Behavioural variant of frontotemporal dementia (BV-FTD)
BvFTD is the most common clinical subtype of the frontotemporal lobar-related neurodegenerative diseases. BvFTD is characterized by progressive and persistent changes in personality and behaviour with decline in social skills and executive dysfunction. A diagnosis of possible bvFTD is made if patients display at least 3 of 6 of the following symptoms: apathy, disinhibition, repetitive and/or compulsive behaviours, change in eating habits, decreased empathy, and deficits in executive function. Probable bvFTD is diagnosed if patients also have the classical imaging changes of frontotemporal atrophy or a genetic mutation. BvFTD is the most common presentation among those with an underlying genetic mutation, the most common being mutations in tau (microtubule associated protein tau (MAPT)), progranulin (GRN) or C9orf72. BvFTD is known as a young onset dementia as the mean age of onset is 58 years. Progression rate is variable with a faster progression occurring if associated with motor neuron disease and much slower if not association. The underlying pathology is variable with Tau and TAR-DNA Binding protein 43 (TDP-43) being the most common while fused in sarcoma (FUS) and Alzheimer’s disease are much rarer causes.
- For links to other support groups around the world – www.worldftdunited.net
- Association for Frontotemporal Degeneration (US) – www.theaftd.org
- Rare Dementia Support (UK) – www.raredementiasupport.org
Frontotemporal dementia with motorneuron disease
In recent years, a strong relationship has been demonstrated between FTD and motor neuron disease (MND)/amyotrophic lateral sclerosis (ALS). Approximately 10% of patients who present with ALS go on to develop full-blown dementia, often with features of FTD (more often bvFTD than primary progressive aphasia (PPA)), and up to 50% of ALS patients have evidence of more subtle frontal lobe dysfunction on imaging or neuropsychological testing. Conversely, up to half of patients with FTD are found to have signs of pyramidal dysfunction, with some eventually fulfilling criteria for either ALS or primary lateral sclerosis (PLS). TDP-43 is the pathological protein in more than 95% of clinical ALS, and FTLD-TDP is the cause of half of FTD. The most common mutation in FTLD is C9orf72 that is associated with TDP-43 pathology and can present as either FTD or MND, or both. As a result, FTD and ALS are often considered to represent a clinical spectrum of disease with overlapping pathogenesis.
Primary progressive aphasia
Description to come
Description to come
Description to come
Progressive supranuclear palsy (PSP)
Progressive supranuclear palsy (PSP) is the an atypical parkinsonism, meaning that some of its symptoms resemble Parkinson’s disease. The syndrome is typically characterized by difficulty walking with frequent falls and impaired eye movements. Other symptoms include stiffness of arms, legs, neck and back, slowing of movements, altered speech, difficulties swallowing and behavioral changes and cognitive disturbances similar to behavioral variant frontotemporal dementia. Symptoms of PSP typically arise above the age of 60 years, although some persons develop symptoms at an earlier age.

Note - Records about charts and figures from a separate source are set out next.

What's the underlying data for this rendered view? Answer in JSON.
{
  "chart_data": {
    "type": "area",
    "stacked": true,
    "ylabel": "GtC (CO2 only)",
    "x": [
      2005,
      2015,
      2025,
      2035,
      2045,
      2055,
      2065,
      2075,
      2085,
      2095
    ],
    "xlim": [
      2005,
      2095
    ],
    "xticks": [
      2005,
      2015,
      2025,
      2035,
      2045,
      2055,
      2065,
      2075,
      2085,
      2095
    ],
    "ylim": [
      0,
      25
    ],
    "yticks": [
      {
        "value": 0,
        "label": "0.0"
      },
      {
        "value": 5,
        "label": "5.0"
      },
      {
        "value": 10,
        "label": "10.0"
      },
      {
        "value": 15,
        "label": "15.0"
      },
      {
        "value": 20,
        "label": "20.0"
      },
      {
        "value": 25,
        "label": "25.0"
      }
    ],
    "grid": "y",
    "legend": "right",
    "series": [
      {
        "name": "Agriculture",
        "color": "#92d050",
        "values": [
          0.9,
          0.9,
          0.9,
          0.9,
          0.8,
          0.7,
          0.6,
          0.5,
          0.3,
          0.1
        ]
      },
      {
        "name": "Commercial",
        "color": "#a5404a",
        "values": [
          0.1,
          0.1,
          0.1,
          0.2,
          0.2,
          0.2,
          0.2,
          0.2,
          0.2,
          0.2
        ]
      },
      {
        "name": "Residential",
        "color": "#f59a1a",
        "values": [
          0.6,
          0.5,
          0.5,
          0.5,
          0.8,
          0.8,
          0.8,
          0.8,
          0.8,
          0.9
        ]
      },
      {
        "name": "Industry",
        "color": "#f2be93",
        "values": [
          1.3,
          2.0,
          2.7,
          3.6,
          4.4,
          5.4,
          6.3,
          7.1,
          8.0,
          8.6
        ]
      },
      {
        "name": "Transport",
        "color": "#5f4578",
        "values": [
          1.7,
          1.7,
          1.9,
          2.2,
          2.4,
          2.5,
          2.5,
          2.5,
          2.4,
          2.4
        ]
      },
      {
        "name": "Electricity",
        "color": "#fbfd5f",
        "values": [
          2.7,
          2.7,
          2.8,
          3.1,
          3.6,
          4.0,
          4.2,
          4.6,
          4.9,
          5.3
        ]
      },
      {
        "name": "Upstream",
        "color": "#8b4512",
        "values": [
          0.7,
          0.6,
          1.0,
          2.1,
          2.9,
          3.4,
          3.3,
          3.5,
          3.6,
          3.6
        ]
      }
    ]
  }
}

Cortical-basal syndrom (CBS)
Corticobasal syndrome (CBS) presents with asymmetric motor symptoms that can resemble Parkinson’s disease, therefore CBS is called an “atypical parkinsonism”. Symptoms typically arise between the ages of 60 and 70 years, but some patients experience there first symptoms at younger or higher age. Symptoms can include stiffness of arms and legs, slowing of movements, muscle spasms/jerks (myoclononus), difficulty in controlling arm and leg movements, and the feeling a limb has a will of its own (alien limb fenomenon). Besides these motor symptoms people can experience similar behavioral changes and cognitive disturbances as seen in behavioral variant frontotemporal dementia and language problems similar to non-fluent variant primary progressive aphasia. Not all these symptoms are present in every patient, CBS is a strongly heterogeneous syndrome: it varies per persons which combination of these symptoms occurs and how fast it progresses.